姜衫在沙发凳上坐下,默默拆开食品袋,把刚买的水果果盒拿出来。
“你们师徒俩升仙啦,都不饿。”
提到梁赢,蔡永强脸色一正,微微扭头看了过来:“梁赢没吃饭?”
“放心吧,逼他吃了,现在不就来逼你了。”
蔡永强咧嘴笑了笑。
“这咋吃啊?!”
“我喂你,我来还能不伺候你?”
蔡永强笑得深,姜衫便拿了果盒凑过来,蹲在床边,一口一口喂他。
“蔡老头,你现在什么打算?”
姜衫举着叉子问。
蔡永强轻叹一口气。
对着所有人他都嘴硬如铁,因为大家都劝他躺着;唯独姜衫这样低声问他该怎么办,他嘴硬不了。
好一会儿也没回话。
姜衫知道他心乱,也不再追问。
“你看梁赢状态咋样?”
蔡永强扭脸问,姜衫不动声色的又递了一口。
“我看挺好,绝对拿冠。”
“在这哄我开心呢?”
姜衫笑笑,又半低着头低吟。
姜衫不知道怎么解释自已的这种自信,只能以训练作说辞。
“蔡老头,他练到两点的。”
蔡永强怎会不知梁赢训练刻苦,沉思一会儿,又微微叹了口气。
“比赛不能只靠练到两点,他还,还…有很多复杂情况。”
“你需要信任他,也只能信任他。”
姜衫蹲着,视线落在他脸上,声音很轻似乎是哄着,但语气却坚定。
蔡永强也望着她,一张小脸一双凤眼,像小孩又像大人,平时骄纵又嚣张,此刻又这样沉稳温柔。
抚平人心。
自已真的可以放手吗?
“如果真的打到内战那刻,你不是也要退场吗?”
“他这次最大的对手是日本队。”
亚洲赛事里,中国最大的劲敌就是日本。
中国人队日本的情绪太复杂,日本偏偏是我们最输不起的对手。除此之外,还有台湾的一个实力小将,也是劲敌。
偏偏,都不能输。
冠军,远不是一块金牌,一笔奖金这么简单。
“蔡老头,培养一个王者和培养一个将军是不同的,只有将军需要充足的后方。”
蔡永强从来是听不惯这种拐弯抹角的比喻游戏的,但是这个比喻实在通俗,他完全明白姜衫的意思。
空间又是一阵沉默。
姜衫也不多说什么,只是喂了蔡永强一盒粥,看着他稍微气色好些了。
言尽于此,大家都是明白人,也无需多言。
姜衫稍微收拾了一下,正打算回自已屋呢,一直闷闷的蔡永强开口了:
“一会儿你让梁赢下训了来找我。”
他们是该谈谈。
姜衫点点头,答应了。
出了门就去训练馆找梁赢,那时时候尚早。她坐在一侧看着,混双组两队都在练球,郑莎莎和周楚天气氛轻松,姜衫发觉小葡萄跟在周楚天身边的时候,也分外活络。
笑的很多。
起码比在队员面前开朗些。
有个这样的搭档陪着练球,也是好事。自已终究不会是她永远的依靠,姜衫和乒乓球队的缘分,并不见得持久。
再转头就看到赵翼德和梁赢。
几位教练各自站在球台的四周,都盯着这两位。偏偏两人只顾啃哧啃哧练球,一句话也不说。
显得隔壁的混双过分热闹。
姜衫的目光不自觉的落到梁赢身上。他平时看着瘦,但是打球的时候就能看到他腿部结实的肌肉线条,脚法稳扎,张力十足。

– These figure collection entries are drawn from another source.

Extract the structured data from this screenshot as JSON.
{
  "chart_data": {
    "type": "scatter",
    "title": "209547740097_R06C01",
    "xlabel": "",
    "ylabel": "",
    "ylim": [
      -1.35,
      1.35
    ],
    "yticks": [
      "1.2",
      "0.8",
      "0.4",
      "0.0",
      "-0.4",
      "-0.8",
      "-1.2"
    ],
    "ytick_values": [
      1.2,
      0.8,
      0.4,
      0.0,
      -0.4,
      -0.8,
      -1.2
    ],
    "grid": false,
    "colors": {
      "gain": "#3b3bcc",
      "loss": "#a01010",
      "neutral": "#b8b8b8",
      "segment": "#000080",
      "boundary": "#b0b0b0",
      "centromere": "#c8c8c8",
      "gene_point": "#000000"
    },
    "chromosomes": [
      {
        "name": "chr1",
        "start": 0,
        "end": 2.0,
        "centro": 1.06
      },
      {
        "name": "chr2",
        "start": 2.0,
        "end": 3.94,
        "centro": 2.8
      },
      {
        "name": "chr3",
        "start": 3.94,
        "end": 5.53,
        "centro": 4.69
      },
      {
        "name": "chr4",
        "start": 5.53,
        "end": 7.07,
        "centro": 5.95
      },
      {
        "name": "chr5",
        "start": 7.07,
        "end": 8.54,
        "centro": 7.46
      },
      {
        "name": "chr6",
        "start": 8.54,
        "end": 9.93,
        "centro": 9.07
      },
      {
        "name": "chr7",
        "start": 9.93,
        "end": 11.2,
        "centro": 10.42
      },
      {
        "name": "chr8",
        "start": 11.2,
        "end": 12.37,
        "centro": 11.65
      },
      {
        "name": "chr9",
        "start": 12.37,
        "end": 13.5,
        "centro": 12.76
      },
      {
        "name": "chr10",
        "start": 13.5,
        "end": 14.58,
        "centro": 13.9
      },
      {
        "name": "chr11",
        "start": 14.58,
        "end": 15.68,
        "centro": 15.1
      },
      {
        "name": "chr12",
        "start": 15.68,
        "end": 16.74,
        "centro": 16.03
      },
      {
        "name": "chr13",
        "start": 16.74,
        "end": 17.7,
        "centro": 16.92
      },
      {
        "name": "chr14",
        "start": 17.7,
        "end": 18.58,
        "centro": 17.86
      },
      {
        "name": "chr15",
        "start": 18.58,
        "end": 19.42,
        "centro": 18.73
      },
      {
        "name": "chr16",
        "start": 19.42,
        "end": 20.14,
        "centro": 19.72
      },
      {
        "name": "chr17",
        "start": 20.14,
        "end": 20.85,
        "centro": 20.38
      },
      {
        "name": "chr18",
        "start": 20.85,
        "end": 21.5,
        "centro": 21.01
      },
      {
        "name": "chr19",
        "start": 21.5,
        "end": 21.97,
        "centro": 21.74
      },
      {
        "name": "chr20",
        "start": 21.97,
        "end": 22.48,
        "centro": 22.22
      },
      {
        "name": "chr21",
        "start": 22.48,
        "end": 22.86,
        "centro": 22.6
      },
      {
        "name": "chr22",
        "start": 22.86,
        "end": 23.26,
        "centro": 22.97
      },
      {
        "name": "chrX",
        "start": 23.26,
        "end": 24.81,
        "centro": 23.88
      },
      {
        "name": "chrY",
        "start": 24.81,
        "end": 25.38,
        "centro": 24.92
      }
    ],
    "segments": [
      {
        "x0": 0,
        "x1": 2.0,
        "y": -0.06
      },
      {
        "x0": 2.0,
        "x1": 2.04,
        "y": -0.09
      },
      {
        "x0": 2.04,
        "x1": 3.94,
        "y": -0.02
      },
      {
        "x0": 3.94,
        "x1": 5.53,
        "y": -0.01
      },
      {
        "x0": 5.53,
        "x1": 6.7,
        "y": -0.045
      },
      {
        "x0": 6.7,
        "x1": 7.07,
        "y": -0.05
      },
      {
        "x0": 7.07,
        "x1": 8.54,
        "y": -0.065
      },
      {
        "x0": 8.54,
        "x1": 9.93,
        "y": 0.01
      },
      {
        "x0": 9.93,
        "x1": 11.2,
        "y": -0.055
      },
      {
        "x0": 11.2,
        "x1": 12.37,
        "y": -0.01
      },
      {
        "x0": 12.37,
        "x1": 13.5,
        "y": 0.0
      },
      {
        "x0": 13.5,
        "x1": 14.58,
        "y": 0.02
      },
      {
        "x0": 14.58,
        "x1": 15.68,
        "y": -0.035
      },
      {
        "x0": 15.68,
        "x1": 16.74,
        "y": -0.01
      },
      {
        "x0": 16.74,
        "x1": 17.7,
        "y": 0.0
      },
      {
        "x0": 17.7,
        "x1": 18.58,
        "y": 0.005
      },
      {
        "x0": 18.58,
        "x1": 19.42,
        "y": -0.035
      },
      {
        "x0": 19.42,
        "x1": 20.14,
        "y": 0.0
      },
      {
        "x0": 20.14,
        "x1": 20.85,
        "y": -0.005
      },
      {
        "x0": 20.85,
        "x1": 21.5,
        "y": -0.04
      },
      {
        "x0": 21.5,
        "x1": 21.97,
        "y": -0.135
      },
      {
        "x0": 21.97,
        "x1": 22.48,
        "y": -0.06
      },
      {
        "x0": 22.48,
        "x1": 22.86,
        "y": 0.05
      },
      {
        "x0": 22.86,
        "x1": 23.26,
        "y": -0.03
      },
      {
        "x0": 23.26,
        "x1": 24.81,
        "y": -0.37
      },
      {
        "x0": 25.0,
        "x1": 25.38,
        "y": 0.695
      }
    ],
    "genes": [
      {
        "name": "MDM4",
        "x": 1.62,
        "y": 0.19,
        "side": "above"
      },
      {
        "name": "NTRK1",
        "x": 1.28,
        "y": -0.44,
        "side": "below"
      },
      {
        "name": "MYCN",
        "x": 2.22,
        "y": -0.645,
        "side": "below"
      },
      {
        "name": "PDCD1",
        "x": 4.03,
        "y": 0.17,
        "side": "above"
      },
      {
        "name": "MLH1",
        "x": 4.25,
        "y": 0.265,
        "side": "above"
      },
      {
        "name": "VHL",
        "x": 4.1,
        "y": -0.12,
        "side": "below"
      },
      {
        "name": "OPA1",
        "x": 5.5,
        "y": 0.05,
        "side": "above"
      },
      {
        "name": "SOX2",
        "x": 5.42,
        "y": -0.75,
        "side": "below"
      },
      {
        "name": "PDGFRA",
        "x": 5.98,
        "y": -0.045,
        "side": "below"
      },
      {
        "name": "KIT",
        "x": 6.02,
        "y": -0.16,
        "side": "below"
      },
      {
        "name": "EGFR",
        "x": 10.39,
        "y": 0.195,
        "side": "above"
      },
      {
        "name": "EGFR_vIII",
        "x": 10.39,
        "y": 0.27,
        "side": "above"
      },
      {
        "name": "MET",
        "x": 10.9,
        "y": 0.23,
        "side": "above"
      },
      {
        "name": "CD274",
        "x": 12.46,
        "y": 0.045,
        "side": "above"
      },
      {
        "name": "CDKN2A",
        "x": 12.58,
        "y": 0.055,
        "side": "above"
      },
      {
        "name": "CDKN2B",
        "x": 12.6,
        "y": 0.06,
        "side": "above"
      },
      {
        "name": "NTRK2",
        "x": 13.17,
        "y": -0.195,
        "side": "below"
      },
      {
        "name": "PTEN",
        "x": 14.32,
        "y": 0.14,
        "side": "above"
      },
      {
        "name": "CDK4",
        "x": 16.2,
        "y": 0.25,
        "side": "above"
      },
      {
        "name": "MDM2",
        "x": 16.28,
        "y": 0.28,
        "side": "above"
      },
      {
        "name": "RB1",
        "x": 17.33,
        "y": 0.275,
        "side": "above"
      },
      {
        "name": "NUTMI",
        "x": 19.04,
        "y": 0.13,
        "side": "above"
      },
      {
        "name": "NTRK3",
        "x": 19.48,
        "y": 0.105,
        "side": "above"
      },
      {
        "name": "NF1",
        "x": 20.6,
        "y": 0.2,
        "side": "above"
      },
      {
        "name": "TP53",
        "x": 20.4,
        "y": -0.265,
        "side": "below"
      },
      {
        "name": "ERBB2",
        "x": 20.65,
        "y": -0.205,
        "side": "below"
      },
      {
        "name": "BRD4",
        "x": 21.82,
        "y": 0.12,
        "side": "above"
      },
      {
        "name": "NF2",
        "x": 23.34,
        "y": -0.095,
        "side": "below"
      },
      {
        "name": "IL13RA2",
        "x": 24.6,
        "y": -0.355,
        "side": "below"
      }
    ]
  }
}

打球大约是项高能运动,球员基本上都白嫩,梁赢则更显。
球拍来回摆动,汗如雨下。
就这样看了许久,姜衫也不觉得厌烦。他丢球的她低落,他打得好她开心。
大约是看了太久,久到郑莎莎发觉,走到姜衫面前。
“衫衫姐,叫你怎么不应啊?”
那头的梁赢好像被郑莎莎的声音吸引,也望了过来,就看到一个人孤零零坐在场边的姜衫。
也不知道坐了多久。
姜衫抬头冲郑莎莎笑笑:“没听见,球场太吵。”
郑莎莎笑笑,又看看师哥,又看看姜衫:“赢哥打球是好看啊!”
说话间,梁赢和赵翼德都迈着步子走了过来。
梁赢走在前头,还有两米的距离便出声喊她:“你怎么来了?”
赵翼德跟在后头,冲她咧嘴笑。
“蔡指导叫你下训了去房间找他。”
听到蔡指导的名字,大家都怔了一下,随后所有人的目光都聚集在梁赢身上,但是大家什么也没说。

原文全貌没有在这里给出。